The service has been arranged at the request of the Ambassador of Belgium, His Excellency Philippe Roland, and will be presided over by Archbishop Diarmuid Martin and Archbishop Michael Jackson.
The Apostolic Nuncio to Ireland, Archbishop Charles Brown, as well as Imam Sheikh Hussein Halawa and the Cantor of the Jewish Community will also be in attendance.
President Higgins will be joined by the Lord Mayor of Dublin, Críona Ní Dhálaigh, the Minister for Foreign Affairs, Charles Flanagan, and members of the Diplomatic Corps. Members of the public have also been invited to attend.
On 22 March, the Belgian capital was hit by twin suicide bomb attacks at Brussels Airport and Maelbeek Metro station which killed 32 people.
At least 7,000 people took to the streets of Brussels on Sunday in a march “against terror and hate”.
It included some of those who had been caught up in the bomb attacks which were claimed by the so-called Islamic State militant group, which also said it was behind the gun and bomb attacks in Paris on 13 November that killed 130 people.
The march had been due to be held a week after the 22 March attacks but officials asked for it to be postponed because of the security threat.

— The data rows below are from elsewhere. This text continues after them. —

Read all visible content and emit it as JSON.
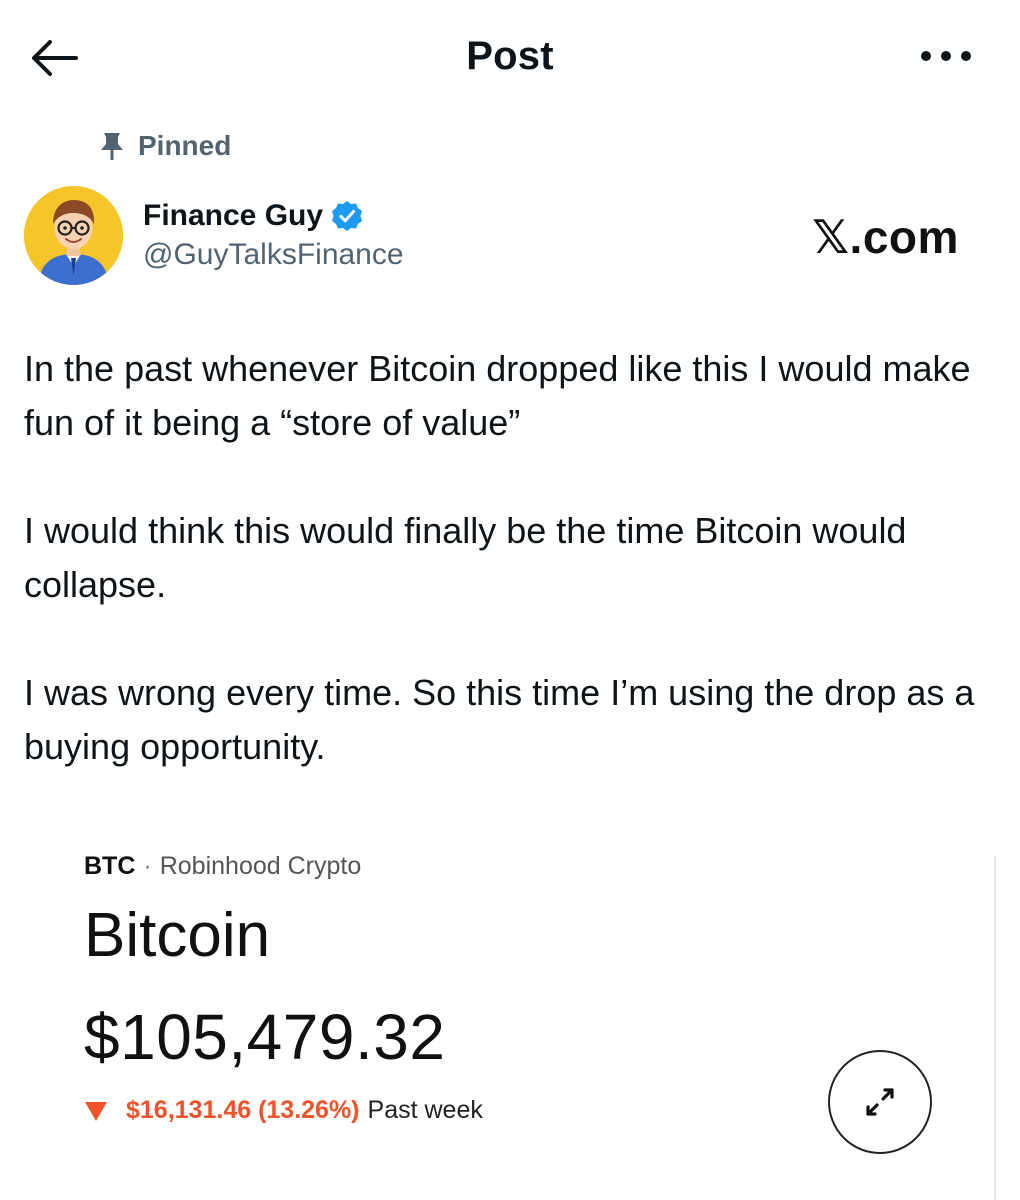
{
  "header": {
    "title": "Post",
    "back_icon": "arrow-left-icon",
    "more_icon": "more-horizontal-icon"
  },
  "pinned": {
    "label": "Pinned",
    "icon": "pin-icon"
  },
  "author": {
    "name": "Finance Guy",
    "handle": "@GuyTalksFinance",
    "verified": true,
    "verified_color": "#1d9bf0"
  },
  "watermark": "𝕏.com",
  "post": {
    "paragraphs": [
      "In the past whenever Bitcoin dropped like this I would make fun of it being a “store of value”",
      "I would think this would finally be the time Bitcoin would collapse.",
      "I was wrong every time. So this time I’m using the drop as a buying opportunity."
    ]
  },
  "card": {
    "ticker": "BTC",
    "separator": "·",
    "source": "Robinhood Crypto",
    "name": "Bitcoin",
    "price": "$105,479.32",
    "change_value": "$16,131.46 (13.26%)",
    "change_period": "Past week",
    "change_direction": "down",
    "change_color": "#f0532a",
    "expand_icon": "expand-arrows-icon"
  }
}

Relatives of victims, and paramedics and airport staff affected by the attacks joined people of several religious faiths on Sunday’s march.
The march route took them past the Molenbeek neighbourhood – where many of those alleged to have carried out the attacks in both Brussels and Paris had lived.
Belgium, which has a population of about 11 million people, 5.9% of whom are Muslim, has provided the highest number of Islamic State recruits per capita in Europe, according to the United Nations Working Group.
More than 500 recruits from Belgium have gone abroad to fight with the jihadists since 2010.
The UN says 207 Belgians have travelled to Syria, while 62 were denied entry, 128 have returned home, and 77 have died fighting abroad.
The UN team also revealed that 46 foreign fighters, all associated with the group Sharia4Belgium, have been prosecuted.